The bottom line is that there is soooo much software developed here by non-computer programmers. There are many great Engineers (Mechanical, Aerospace, etc.) here, yet very few can write good code. Many of them are asked to write code nonetheless and thanks to the travesty that is Visual Basic and other Rapid Application Development tools the code that is produced is extremely un-maintainable.
Then you have the matter of people moving jobs every 2 years and the poor bastard who has to maintain someone else's code gets lost inside of it.
Consider me very frustrated at the whole process.
and yes, there is no reason that a 12" tree should be anywhere CLOSE to a 50 MV line.
Rather, there is no reason that a 50 MV line should be anywhere close to a 12" tree.
To me, this report give a good example of why a monolithic (monocultural) dispatching system is not a good idea. If every transaction were controlled by a central center, a single software bug could shut down the entire North American grid.
sPh
This is informative why??? mention of some of your friends who have nothing to do with XA21?

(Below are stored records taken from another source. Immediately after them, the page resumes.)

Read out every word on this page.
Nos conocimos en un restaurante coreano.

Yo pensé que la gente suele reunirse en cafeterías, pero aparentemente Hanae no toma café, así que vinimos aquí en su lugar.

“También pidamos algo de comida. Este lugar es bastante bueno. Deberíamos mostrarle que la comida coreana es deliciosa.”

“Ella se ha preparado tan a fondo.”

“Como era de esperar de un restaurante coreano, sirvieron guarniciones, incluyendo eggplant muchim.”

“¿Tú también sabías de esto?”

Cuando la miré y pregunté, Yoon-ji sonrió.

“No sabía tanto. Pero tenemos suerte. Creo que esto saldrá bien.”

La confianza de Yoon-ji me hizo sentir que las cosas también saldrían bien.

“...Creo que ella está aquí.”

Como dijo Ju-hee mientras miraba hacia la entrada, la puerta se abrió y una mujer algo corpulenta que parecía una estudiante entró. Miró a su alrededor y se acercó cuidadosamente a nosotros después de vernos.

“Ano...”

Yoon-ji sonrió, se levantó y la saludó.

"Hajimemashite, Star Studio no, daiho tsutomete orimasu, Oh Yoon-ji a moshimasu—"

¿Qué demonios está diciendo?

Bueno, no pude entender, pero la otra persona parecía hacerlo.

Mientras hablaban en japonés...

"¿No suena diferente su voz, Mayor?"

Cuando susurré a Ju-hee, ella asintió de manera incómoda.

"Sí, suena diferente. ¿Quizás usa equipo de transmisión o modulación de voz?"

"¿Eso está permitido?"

And some random comments on GE selling crypto hardware....
where's the connection??
Clues please?
In all fairness...
The Mars Rover's software crashed in just a few days.

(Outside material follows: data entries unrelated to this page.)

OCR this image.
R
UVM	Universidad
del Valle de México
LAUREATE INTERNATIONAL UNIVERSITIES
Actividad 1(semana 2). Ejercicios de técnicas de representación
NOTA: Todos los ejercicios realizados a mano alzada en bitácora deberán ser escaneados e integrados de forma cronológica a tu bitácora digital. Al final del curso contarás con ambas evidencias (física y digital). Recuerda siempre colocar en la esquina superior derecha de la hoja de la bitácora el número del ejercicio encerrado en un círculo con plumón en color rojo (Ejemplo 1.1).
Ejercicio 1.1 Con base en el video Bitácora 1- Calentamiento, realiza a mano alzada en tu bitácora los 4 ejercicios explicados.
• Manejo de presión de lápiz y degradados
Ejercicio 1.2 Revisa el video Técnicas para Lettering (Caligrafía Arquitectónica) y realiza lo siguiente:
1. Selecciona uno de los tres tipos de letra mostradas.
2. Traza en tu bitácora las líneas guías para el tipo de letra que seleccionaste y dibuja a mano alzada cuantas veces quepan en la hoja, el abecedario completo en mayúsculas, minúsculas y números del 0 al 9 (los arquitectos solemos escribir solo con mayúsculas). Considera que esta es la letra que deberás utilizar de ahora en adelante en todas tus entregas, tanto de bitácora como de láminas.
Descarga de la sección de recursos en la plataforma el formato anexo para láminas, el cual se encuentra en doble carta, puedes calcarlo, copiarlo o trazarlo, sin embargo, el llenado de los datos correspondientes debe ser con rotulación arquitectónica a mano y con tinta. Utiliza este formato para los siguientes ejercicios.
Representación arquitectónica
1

Virtually all software should be designed and tested better than it is.
However, I'm perplexed at why the Mars Rover failure and resurrection is considered a miracle of human inginuity, rather than an indictment of crummy testing.
I'll not excuse the power grid software either; but it seems to work more reliably than the software on the Rover.

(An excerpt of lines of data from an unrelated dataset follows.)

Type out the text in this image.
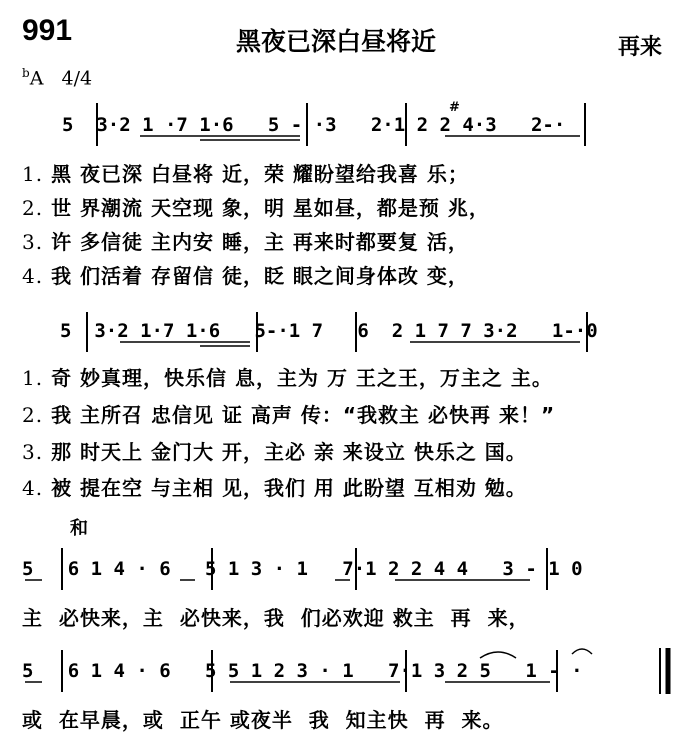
991	黑夜已深白昼将近	再来
$^b$A 4/4
5  3·2 1 ·7 1·6   5 - ·3   2·1 2 2 4·3   2-·
#
1. 黑 夜已深 白昼将 近，荣 耀盼望给我喜 乐；
2. 世 界潮流 天空现 象，明 星如昼，都是预 兆，
3. 许 多信徒 主内安 睡，主 再来时都要复 活，
4. 我 们活着 存留信 徒，眨 眼之间身体改 变，
5  3·2 1·7 1·6   5-·1 7   6  2 1 7 7 3·2   1-·0
1. 奇 妙真理，快乐信 息，主为 万 王之王，万主之 主。
2. 我 主所召 忠信见 证 高声 传：“我救主 必快再 来！”
3. 那 时天上 金门大 开，主必 亲 来设立 快乐之 国。
4. 被 提在空 与主相 见，我们 用 此盼望 互相劝 勉。
和
5   6 1 4 · 6   5 1 3 · 1   7·1 2 2 4 4   3 - 1 0
主  必快来，主  必快来，我  们必欢迎 救主  再  来，
5   6 1 4 · 6   5 5 1 2 3 · 1   7·1 3 2 5   1 - ·
或  在早晨，或  正午 或夜半  我  知主快  再  来。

According to the SecurtyFocus article, the operators had no way of knowing, because the data wasn't "live." This is a common problem with SCADA systems--the systems will display the "last known-good value" if something goes offline. However, the system should also visibly identify the data as "out of service" or "offline," and this didn't seem to happen. That could be an issue at the server, or it could be something blamed on the people commissioning the XA/21 system (assuming the display is configurable enough to allow you to program it at this level).
Even so, there should have been sufficient watchdog messages between the client, the server, and the field hardware for the XA/21 to broadcast a general alarm along the lines of "I can't talk to the stinking field, so we're all flying blind here, you morons!" This is exactly the same as software in my industry (HVAC fire/security systems for large buildings), where if you lose communication to a subsystem or the field, you have to raise alarms all over the place.
The real question is how you could lose such comm and the operators had no visible indication that they were relying on old data. This sounds like a missed requirement, if not insufficient testing.
Tim
So the software didn't raise alarms as it should've. That's bad. But it seems to me that the software is being made a scape goat here. It's much easier to blame "that #$@&@$ computer" than "FirstEnergy's failure to trim back trees encroaching on high-voltage power lines" or the fact that the infrastructure for the powergrid is old and poorly setup such that one failure can bring down the whole system. There's no reason why a failure in Ohio should blackout New York and there's nothing software can do to fix that.
There is also the fact that consumer use of electricity is growing faster than the infrastructure to support it. If you can squeeze an additional 10-20% transmission capacity by more efficient use of existing facilities, then you can hold on until new infrastructure is built.
Had this been a Windows-based system, the torrent of comments about how unreliable the OS and platform fundementally was would be huge.
Funny, just because this ships for "industrial strength" AIX / Solaris RISC systems (see specs on pg 8), I don't see any cheap, reflexive comments about the platform.
I guess the message here is that good or bad code can be written for any architecture.
Water accelerates the growth of a plant, but it doesn't cause the plant to be. The seed did that.